When the deputies ran the warrant checks and found nothing, Rose said, the deputies told the three men to move along. The three said they were going to the Village, she added.

A short time later, Rose said, Warren LaBonte, the concession co-owner, told deputies Blakey was back. When the deputies approached Blakey, she said, he “was mouthing off,” and he began walking to the beach parking lot. One deputy followed him, Rose said, and took him into custody.

According to Deputy Jason Strom’s report, “Blakey was drinking from a plastic whiskey bottle at the pavilion, cursing and causing a disturbance while families and small children stood in line to purchase food from the concession.” The report adds that LaBonte had told the deputy “Blakey was disrupting his business and scaring customers away.”

After Blakey’s arrest, Rose said, Talman and Brewer approached the deputies and asked if they could just take their friend with them. When they were told they could not, she said, “they asked about bail and were told it would take two or three hours to process (Blakey).”

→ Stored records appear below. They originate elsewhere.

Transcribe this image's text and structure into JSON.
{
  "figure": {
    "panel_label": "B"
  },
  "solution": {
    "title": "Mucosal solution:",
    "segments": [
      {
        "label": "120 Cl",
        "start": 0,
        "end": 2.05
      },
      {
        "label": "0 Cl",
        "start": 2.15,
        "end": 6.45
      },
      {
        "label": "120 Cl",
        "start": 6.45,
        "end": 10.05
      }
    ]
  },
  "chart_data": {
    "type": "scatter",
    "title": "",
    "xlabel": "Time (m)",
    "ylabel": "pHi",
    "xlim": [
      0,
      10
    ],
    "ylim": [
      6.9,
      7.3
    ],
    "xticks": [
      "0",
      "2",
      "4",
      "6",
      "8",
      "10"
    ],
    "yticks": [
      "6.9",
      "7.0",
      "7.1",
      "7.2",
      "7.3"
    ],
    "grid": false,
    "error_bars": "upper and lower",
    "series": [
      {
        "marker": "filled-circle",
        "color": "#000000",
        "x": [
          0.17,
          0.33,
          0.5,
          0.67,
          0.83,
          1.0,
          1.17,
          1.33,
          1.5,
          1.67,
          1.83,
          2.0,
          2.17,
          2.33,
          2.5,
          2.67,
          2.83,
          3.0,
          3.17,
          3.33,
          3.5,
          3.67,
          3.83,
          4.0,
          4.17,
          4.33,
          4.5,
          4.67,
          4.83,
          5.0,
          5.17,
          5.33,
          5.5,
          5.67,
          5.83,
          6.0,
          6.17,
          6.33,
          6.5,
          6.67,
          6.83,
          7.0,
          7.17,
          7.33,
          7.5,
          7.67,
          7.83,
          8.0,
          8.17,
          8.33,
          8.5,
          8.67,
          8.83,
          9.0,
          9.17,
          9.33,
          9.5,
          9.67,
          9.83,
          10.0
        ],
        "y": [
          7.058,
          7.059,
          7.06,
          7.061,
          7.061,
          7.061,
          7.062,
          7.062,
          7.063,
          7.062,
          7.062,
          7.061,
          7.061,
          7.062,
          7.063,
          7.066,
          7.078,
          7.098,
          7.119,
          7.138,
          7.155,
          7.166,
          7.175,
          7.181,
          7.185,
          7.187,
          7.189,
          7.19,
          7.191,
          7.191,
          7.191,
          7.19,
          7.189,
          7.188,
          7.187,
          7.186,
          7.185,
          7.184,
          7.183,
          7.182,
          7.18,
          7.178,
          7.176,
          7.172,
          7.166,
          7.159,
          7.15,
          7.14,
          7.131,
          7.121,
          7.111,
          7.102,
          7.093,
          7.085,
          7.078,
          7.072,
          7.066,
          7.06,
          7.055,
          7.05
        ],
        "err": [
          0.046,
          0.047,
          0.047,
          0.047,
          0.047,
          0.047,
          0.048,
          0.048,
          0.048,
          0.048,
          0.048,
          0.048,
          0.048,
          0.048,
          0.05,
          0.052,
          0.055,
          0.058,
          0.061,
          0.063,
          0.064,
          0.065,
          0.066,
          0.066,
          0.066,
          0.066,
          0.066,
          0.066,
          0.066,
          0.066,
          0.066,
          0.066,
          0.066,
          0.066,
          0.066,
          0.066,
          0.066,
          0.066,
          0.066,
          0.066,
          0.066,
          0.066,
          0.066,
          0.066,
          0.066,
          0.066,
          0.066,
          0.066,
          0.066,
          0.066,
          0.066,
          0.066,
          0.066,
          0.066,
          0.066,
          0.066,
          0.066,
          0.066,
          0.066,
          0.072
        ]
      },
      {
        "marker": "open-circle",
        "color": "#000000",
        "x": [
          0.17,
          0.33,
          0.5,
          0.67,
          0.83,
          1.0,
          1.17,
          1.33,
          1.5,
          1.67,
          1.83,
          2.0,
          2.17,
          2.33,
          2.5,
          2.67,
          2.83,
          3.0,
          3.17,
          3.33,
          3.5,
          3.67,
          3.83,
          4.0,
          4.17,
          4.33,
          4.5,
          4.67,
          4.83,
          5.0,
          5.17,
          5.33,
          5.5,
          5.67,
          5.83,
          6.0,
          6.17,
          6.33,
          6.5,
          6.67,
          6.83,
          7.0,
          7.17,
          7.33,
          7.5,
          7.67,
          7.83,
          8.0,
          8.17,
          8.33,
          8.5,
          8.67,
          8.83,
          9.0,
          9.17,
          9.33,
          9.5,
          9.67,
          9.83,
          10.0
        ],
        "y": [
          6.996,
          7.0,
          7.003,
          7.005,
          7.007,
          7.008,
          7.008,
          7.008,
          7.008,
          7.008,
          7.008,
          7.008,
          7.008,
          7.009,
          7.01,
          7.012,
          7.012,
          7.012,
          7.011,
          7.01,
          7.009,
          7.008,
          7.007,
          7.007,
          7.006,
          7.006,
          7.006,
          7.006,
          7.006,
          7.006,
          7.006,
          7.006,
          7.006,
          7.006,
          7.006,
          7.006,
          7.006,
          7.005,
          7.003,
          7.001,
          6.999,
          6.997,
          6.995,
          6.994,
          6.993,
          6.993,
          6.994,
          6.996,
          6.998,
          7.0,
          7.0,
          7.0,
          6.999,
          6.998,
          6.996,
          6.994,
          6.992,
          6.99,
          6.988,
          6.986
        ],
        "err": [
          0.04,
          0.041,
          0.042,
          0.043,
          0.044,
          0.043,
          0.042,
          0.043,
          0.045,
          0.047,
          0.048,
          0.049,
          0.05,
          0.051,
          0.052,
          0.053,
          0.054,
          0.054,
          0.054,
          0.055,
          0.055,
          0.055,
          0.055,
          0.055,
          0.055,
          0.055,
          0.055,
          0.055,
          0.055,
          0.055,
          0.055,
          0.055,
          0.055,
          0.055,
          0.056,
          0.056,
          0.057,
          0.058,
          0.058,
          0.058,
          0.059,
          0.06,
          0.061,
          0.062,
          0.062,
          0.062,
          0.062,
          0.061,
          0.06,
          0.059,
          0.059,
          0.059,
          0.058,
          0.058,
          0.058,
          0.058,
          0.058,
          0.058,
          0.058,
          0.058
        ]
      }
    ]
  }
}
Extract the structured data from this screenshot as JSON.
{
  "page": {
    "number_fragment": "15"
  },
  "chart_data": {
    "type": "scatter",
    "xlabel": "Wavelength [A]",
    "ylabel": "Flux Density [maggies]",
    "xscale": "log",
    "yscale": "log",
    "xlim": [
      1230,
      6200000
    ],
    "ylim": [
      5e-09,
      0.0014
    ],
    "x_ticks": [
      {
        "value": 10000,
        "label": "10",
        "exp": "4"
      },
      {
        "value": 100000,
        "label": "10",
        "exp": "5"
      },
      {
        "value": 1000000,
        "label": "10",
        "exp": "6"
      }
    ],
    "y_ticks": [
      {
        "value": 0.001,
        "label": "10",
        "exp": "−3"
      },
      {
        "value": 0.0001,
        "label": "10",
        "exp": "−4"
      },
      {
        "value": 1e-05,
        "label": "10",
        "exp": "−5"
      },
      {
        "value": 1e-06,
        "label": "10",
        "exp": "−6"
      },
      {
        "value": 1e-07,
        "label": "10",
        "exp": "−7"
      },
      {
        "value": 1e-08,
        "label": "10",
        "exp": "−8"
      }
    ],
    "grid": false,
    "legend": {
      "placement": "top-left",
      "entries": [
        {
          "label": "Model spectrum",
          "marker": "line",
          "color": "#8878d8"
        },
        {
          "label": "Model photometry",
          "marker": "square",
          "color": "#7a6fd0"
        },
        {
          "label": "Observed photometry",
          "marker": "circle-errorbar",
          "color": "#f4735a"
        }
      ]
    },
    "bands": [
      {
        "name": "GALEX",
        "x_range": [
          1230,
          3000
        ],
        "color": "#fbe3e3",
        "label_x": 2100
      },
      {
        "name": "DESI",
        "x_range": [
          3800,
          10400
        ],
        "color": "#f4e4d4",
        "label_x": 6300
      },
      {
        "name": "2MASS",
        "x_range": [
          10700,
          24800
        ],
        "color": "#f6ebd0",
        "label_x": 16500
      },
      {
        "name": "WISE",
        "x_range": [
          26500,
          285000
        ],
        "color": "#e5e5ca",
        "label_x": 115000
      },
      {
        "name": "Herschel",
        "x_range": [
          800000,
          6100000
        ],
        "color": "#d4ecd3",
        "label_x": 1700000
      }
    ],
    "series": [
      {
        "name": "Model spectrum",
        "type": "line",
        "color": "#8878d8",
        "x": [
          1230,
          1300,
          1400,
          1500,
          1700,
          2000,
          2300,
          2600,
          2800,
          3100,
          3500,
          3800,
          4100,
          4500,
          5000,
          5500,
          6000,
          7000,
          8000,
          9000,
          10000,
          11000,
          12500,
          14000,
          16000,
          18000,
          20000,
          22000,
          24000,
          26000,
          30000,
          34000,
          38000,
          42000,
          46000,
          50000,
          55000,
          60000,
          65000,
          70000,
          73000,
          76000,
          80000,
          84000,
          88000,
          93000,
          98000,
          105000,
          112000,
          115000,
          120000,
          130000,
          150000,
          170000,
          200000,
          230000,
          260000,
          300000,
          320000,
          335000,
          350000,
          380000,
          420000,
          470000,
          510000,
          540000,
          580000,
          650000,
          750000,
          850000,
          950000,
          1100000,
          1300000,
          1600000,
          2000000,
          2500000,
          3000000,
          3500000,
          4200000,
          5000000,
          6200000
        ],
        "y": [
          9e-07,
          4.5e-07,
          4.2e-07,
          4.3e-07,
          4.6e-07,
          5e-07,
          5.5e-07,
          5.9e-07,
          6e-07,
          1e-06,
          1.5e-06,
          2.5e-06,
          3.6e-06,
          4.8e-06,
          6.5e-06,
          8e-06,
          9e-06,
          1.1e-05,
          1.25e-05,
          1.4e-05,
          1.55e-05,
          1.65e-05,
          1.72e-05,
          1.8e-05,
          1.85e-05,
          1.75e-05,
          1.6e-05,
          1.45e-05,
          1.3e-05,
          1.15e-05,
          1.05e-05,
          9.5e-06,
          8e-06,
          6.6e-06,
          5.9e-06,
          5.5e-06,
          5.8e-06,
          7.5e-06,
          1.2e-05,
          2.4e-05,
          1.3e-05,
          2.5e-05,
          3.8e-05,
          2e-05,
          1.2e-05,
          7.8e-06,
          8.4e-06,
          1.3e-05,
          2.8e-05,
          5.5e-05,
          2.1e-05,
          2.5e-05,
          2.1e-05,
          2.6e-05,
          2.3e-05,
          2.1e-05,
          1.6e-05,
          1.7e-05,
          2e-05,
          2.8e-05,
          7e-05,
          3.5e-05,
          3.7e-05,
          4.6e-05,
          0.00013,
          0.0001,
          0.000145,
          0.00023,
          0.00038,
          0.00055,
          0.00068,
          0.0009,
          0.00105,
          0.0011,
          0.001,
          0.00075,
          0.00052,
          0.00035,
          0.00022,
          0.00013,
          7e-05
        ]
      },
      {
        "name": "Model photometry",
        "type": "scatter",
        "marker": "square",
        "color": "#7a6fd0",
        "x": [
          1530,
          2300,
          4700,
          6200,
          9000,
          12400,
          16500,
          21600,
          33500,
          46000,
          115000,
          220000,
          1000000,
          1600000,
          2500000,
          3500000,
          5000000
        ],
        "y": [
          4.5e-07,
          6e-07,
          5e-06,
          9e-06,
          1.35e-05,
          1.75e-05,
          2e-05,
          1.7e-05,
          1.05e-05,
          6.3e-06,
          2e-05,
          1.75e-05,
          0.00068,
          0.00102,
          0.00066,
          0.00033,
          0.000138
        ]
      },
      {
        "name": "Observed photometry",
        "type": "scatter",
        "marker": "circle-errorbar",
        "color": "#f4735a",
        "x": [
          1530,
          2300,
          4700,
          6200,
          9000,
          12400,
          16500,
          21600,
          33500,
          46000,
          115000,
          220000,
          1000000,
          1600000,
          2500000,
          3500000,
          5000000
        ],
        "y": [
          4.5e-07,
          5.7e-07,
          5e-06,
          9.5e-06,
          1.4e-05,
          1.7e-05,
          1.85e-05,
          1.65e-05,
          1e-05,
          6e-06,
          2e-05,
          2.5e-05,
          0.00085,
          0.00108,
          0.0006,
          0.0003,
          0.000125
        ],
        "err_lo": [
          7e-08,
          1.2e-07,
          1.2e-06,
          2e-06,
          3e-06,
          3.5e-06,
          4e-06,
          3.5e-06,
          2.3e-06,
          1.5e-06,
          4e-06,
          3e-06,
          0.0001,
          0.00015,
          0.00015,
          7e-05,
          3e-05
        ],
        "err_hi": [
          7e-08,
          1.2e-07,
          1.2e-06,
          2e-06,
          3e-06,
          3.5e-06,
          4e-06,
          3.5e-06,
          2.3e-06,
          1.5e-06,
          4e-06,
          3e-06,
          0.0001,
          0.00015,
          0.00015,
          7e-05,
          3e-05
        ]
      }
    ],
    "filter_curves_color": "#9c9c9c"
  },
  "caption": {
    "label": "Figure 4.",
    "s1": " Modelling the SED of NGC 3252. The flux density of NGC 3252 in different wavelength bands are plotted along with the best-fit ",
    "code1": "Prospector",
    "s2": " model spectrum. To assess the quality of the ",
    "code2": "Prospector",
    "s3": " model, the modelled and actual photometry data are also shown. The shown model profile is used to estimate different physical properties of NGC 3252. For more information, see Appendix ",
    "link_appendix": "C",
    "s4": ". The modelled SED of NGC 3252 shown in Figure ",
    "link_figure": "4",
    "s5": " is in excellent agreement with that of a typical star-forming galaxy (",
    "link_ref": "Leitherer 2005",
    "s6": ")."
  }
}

Rose added that Blakey told Talman and Brewer repeatedly, “Don’t tell them where my truck is.” Then Talman and Brewer headed off in the direction of the Village, Rose said.

A short while later, she said, the deputies learned Talman and Brewer were sitting with a group of motorcyclists in the picnic area.

Again, she said, the deputies told the pair to move on.

The deputies watched them walk toward the beach, she said.